A Pre-pack Administration is a relatively new but widely popular insolvency procedure that is taking the business world by storm. It legally permits a viable but insolvent entity to be sold to in order for it to continue operations and trade under a new name and management without the burden of its debts. The reason why many entities opt for it over liquidation and any other business recovery options is due to the following set of benefits.
• It strengthens business continuity. Having the company sold to existing directors, a trade buyer or third party who are all individuals familiar of the business and how it runs allows “going concern” to be fortified. In the first place, the entity is sold and continues to operate instead of closed down and liquidated. Furthermore, the company gets to reestablish itself and hopefully carry on and recover from its slip.
• It preserves jobs and the economy. Since business continuity is fortified, people get to hold onto their jobs instead of losing them. Even if a restructuring happens and layoff of redundant positions may be necessary, employment is still preserved by a large degree instead of let go all at once. Moreover, a bankrupt and defunct business hits the economy hard.

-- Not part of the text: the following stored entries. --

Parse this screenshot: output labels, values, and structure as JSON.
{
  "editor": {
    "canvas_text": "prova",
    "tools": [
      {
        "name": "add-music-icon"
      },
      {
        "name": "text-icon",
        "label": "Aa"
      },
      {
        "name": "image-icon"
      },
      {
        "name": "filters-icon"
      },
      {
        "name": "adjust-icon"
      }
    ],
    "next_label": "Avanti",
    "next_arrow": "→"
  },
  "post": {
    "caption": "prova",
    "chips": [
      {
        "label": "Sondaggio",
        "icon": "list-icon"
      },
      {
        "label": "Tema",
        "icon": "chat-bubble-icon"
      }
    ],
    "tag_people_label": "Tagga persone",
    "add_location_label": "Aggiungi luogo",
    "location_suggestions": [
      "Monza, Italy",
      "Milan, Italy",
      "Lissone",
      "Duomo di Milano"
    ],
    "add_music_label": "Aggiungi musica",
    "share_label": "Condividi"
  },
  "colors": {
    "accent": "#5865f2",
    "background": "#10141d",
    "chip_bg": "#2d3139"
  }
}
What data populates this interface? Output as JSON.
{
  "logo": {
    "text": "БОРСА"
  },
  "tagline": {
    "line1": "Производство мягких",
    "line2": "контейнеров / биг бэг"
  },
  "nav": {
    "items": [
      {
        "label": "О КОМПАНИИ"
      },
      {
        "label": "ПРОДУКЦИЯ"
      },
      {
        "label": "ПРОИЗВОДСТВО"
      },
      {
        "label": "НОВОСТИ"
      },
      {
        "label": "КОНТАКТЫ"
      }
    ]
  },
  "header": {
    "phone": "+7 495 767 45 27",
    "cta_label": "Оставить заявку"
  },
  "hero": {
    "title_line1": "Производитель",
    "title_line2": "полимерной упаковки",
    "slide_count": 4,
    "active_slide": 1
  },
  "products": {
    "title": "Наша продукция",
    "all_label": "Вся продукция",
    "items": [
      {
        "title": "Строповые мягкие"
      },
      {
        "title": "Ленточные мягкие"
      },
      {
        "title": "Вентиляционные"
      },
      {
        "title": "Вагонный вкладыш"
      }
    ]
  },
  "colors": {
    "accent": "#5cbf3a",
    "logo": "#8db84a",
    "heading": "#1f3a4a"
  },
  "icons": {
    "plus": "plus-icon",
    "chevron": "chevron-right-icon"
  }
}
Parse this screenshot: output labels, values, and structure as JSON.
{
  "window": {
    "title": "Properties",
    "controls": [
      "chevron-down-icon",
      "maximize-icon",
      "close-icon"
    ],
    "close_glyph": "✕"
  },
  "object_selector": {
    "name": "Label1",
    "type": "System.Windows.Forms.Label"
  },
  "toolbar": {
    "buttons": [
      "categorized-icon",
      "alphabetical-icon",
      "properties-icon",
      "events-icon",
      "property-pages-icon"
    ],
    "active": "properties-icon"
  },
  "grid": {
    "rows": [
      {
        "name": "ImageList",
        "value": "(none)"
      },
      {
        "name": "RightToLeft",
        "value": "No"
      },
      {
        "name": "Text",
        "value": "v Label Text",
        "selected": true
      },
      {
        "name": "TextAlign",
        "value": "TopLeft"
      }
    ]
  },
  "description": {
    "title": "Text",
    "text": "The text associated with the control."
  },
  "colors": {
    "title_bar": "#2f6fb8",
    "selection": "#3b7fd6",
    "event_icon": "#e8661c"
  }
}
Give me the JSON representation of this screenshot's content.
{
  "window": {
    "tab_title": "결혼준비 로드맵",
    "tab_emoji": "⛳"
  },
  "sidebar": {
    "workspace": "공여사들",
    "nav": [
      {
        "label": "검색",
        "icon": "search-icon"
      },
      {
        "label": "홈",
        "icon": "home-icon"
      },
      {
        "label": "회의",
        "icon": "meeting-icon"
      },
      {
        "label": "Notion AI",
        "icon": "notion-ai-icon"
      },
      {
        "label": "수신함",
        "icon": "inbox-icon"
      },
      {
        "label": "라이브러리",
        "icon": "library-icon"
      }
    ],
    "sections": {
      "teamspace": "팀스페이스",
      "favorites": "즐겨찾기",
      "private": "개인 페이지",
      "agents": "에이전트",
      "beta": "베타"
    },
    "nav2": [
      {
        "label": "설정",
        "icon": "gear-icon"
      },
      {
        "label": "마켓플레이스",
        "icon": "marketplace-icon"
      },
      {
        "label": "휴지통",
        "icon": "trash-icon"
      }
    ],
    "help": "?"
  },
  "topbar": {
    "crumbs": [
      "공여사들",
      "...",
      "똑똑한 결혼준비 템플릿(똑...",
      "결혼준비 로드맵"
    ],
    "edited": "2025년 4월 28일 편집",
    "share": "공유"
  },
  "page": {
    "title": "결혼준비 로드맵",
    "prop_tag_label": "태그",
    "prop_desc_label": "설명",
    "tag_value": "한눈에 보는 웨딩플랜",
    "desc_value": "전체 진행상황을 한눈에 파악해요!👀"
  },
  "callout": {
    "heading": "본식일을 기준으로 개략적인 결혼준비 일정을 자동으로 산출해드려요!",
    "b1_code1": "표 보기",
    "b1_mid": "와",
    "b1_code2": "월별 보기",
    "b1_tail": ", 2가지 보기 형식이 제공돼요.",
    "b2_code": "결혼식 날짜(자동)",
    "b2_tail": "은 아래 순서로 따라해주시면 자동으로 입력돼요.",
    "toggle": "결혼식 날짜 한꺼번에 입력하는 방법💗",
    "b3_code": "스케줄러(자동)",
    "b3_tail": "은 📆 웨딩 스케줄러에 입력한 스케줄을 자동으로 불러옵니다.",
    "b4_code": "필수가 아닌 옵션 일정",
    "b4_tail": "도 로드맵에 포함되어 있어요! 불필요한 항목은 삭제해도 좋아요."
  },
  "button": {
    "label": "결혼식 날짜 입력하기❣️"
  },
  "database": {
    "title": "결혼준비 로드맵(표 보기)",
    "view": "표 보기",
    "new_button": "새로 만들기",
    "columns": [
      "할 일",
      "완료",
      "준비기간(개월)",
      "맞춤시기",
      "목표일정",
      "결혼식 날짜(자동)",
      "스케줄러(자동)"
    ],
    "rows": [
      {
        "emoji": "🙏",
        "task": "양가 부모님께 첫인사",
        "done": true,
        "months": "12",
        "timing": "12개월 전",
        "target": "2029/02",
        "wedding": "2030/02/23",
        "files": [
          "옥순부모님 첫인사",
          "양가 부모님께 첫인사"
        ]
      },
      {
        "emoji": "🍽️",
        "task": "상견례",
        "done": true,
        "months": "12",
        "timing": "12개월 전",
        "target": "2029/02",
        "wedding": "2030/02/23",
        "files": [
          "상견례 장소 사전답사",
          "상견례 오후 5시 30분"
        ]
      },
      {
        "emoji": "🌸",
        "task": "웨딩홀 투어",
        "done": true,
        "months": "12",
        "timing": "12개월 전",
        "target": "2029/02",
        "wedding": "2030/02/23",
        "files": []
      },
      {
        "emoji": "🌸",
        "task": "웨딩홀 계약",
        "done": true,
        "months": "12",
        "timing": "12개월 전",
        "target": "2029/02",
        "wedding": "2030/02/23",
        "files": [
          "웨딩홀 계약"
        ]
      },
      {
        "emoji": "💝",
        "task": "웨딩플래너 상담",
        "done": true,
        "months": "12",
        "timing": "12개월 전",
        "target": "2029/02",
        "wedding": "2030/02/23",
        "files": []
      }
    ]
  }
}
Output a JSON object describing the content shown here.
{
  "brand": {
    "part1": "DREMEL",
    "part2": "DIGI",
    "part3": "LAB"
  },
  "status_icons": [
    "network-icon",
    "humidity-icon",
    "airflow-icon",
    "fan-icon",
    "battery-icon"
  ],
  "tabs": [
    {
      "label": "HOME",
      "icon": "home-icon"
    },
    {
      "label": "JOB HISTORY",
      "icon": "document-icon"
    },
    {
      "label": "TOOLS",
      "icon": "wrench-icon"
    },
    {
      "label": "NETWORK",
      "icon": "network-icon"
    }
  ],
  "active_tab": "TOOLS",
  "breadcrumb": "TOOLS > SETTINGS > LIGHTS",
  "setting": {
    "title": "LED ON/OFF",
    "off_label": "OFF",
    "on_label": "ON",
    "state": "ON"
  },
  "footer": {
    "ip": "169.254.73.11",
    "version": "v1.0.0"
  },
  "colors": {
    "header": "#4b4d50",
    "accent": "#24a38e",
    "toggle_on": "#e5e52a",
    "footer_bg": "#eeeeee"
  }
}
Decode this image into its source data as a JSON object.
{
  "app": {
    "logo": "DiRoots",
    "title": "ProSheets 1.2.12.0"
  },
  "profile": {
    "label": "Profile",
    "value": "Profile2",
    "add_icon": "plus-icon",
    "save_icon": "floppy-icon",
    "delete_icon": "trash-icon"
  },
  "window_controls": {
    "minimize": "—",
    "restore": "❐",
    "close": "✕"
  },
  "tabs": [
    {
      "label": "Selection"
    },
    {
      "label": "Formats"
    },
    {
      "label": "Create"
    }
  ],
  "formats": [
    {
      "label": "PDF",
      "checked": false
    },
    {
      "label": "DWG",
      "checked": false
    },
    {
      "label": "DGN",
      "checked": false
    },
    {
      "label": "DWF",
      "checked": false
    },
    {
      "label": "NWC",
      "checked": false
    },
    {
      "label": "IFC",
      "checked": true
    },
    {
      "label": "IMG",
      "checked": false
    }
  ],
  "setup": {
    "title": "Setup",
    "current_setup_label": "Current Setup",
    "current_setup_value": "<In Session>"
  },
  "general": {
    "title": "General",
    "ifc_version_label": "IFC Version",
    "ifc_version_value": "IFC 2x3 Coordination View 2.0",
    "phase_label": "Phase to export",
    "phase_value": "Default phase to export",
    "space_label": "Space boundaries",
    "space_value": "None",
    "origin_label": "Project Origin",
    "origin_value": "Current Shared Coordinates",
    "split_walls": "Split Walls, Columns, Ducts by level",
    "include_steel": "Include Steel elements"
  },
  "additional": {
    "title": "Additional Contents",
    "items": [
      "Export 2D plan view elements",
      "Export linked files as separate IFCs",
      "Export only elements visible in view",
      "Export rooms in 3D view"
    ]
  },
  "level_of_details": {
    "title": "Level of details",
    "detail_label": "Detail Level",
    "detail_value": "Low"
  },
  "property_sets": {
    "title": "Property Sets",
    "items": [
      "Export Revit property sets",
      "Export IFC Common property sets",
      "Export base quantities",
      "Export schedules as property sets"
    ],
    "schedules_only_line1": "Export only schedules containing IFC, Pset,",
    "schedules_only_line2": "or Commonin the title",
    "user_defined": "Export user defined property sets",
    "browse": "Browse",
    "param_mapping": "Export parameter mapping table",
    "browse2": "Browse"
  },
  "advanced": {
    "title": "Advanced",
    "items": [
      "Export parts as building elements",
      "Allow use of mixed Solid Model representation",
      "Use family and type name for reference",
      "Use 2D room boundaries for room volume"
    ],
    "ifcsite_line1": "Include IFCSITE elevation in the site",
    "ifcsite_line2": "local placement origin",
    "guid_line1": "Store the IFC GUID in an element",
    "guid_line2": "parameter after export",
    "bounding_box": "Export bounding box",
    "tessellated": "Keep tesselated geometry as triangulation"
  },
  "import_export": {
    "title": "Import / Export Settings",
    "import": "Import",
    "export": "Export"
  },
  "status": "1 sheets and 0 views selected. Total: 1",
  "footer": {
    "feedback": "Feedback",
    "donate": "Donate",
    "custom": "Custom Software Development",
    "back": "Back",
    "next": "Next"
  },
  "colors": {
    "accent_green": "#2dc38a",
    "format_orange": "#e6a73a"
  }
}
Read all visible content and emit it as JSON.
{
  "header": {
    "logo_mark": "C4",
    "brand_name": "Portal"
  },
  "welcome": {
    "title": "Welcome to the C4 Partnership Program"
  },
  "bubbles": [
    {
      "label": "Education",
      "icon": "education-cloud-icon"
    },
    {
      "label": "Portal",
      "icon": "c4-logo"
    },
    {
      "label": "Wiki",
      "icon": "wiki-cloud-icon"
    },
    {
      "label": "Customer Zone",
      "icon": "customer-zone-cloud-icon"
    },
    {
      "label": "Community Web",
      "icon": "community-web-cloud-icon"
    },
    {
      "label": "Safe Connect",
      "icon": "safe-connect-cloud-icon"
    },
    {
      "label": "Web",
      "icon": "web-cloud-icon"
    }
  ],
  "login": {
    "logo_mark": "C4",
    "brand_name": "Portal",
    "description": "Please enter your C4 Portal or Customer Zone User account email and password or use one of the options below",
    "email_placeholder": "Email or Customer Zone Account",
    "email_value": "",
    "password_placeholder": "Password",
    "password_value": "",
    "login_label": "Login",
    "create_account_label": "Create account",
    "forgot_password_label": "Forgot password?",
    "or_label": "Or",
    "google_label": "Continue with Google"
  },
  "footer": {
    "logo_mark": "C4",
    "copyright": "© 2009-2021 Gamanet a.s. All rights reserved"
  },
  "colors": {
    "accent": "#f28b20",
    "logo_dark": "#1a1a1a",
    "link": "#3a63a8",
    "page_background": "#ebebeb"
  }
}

• Suppliers and creditors favor it. With a better cash flow from the new company, suppliers can retain their ties with the entity and continue doing business with it. Furthermore, creditors are likely to get a better return of their investments with a pre-pack administration in contrast to a winding up petition at court. If the new company does great, both suppliers and creditors will get their shares in full instead of in partiality or none at all.
• Branding and image is preserved. A company that closes down due to financial distress looks bad in the eyes of investors, creditors and even the general public. Having a pre-pack administration is not all polished in itself but is more favorable to the majority as it appears more like restructuring and improving the business.
• Voluntary and forced liquidations are avoided. As mentioned earlier, a pre-pack administration legally permits a viable but insolvent entity to be sold to in order for it to continue operations and trade under a new name and management without the burden of its debts. That being said, both a Creditors Voluntary Liquidation and a Winding Up Petition are avoided by the entity.